Erfreulichen Wohnraumzuwachs erhoffen sich Bürgermeister und Rat von zwei Bauanträgen. Im neuen Baugebiet Krummacker III planen ein Investor aus Tremmersdorf und ein Bauträger aus Luhe-Wildenau an der Kreisstraße die Errichtung von Mehrfamilienwohnhäusern. Das Gremium erteilte den Planungen für ein Wohngebäude mit sechs Wohnungen und einem Neubau mit acht Wohneinheiten einstimmig das gemeindliche Einvernehmen. Mit viel Lob endete der öffentliche Teil der Sitzung. Holger Götz begrüßte die zeitnahen Informationen des Gremiums mit der Einführung des neuen Ratsinformationssystems (RIS), das zu einer bemerkenswerten Effizienzsteigerung der kommunalen Arbeit beiträgt. Christian Höllerl berichtete über wohlwollende Stammtischgespräche zum Thema Winterdienst und dankte für die zuverlässigen Einsätze des Gemeindebauhofes.

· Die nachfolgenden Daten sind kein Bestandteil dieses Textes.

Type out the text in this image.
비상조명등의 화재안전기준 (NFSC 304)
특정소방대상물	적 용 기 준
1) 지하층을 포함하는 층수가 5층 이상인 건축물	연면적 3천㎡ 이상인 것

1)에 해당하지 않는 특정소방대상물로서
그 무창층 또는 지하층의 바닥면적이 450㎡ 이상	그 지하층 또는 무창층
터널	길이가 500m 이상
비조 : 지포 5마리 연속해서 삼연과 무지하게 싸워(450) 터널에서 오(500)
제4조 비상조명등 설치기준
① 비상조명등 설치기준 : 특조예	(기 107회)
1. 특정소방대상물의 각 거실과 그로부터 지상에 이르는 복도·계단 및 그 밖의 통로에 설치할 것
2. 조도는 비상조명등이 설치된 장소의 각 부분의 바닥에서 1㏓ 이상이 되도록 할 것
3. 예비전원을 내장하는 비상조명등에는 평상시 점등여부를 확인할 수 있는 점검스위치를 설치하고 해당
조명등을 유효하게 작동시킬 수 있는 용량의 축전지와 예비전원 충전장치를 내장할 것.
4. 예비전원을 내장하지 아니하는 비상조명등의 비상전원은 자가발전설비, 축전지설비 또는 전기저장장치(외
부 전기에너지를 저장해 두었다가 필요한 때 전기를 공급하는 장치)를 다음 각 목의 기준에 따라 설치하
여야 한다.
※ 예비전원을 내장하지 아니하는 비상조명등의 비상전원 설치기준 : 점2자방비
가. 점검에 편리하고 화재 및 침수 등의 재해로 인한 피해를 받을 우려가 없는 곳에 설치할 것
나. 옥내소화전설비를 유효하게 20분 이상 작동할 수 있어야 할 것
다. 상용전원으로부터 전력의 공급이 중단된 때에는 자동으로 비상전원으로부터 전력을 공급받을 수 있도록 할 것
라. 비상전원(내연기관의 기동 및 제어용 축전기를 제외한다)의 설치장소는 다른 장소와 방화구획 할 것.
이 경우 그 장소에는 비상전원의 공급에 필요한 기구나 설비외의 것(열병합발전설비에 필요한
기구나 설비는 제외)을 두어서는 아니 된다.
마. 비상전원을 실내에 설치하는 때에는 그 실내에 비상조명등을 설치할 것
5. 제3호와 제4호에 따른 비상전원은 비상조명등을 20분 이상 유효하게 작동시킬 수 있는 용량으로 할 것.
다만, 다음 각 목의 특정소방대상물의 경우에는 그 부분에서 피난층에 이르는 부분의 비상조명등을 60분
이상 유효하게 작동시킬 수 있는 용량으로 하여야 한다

Am Altweiberdonnerstag gewann in der Gemeinderatssitzung für einige Minuten die Narretei die Oberhand. Gemeinderätin Gabi Scherl probte den Aufstand und genoss die Gunst der Stunde. Schnipp-Schnapp war die Krawatte des Bürgermeisters ab. Foto: Robert Dotzauer

Altweiberfasching im Gemeinderat

Die Sitzung hatte rekordverdächtig mit nachträglichen Geburtstagsglückwünschen des Bürgermeisters für fünf Ratsmitglieder begonnen. Den Sitzungsauftakt bestimmte zum „Altweiberfasching“ Gemeinderätin Gabi Scherl. Als schnurrende Miezekatze übernahm sie am Unsinnigen Donnerstag für einige Minuten mit viel Frohsinn symbolisch die Sitzungsleitung. Schnipp-Schnapp war die Krawatte des Bürgermeisters ab. Eine Szene zum Genießen und hintergründig dazu. Ausgerechnet eine feuerrote Krawatte wurde ein Stückerl kürzer. Die Gute-Laune-Sitzung endete mit Freigetränken der Geburtstagsjubilare.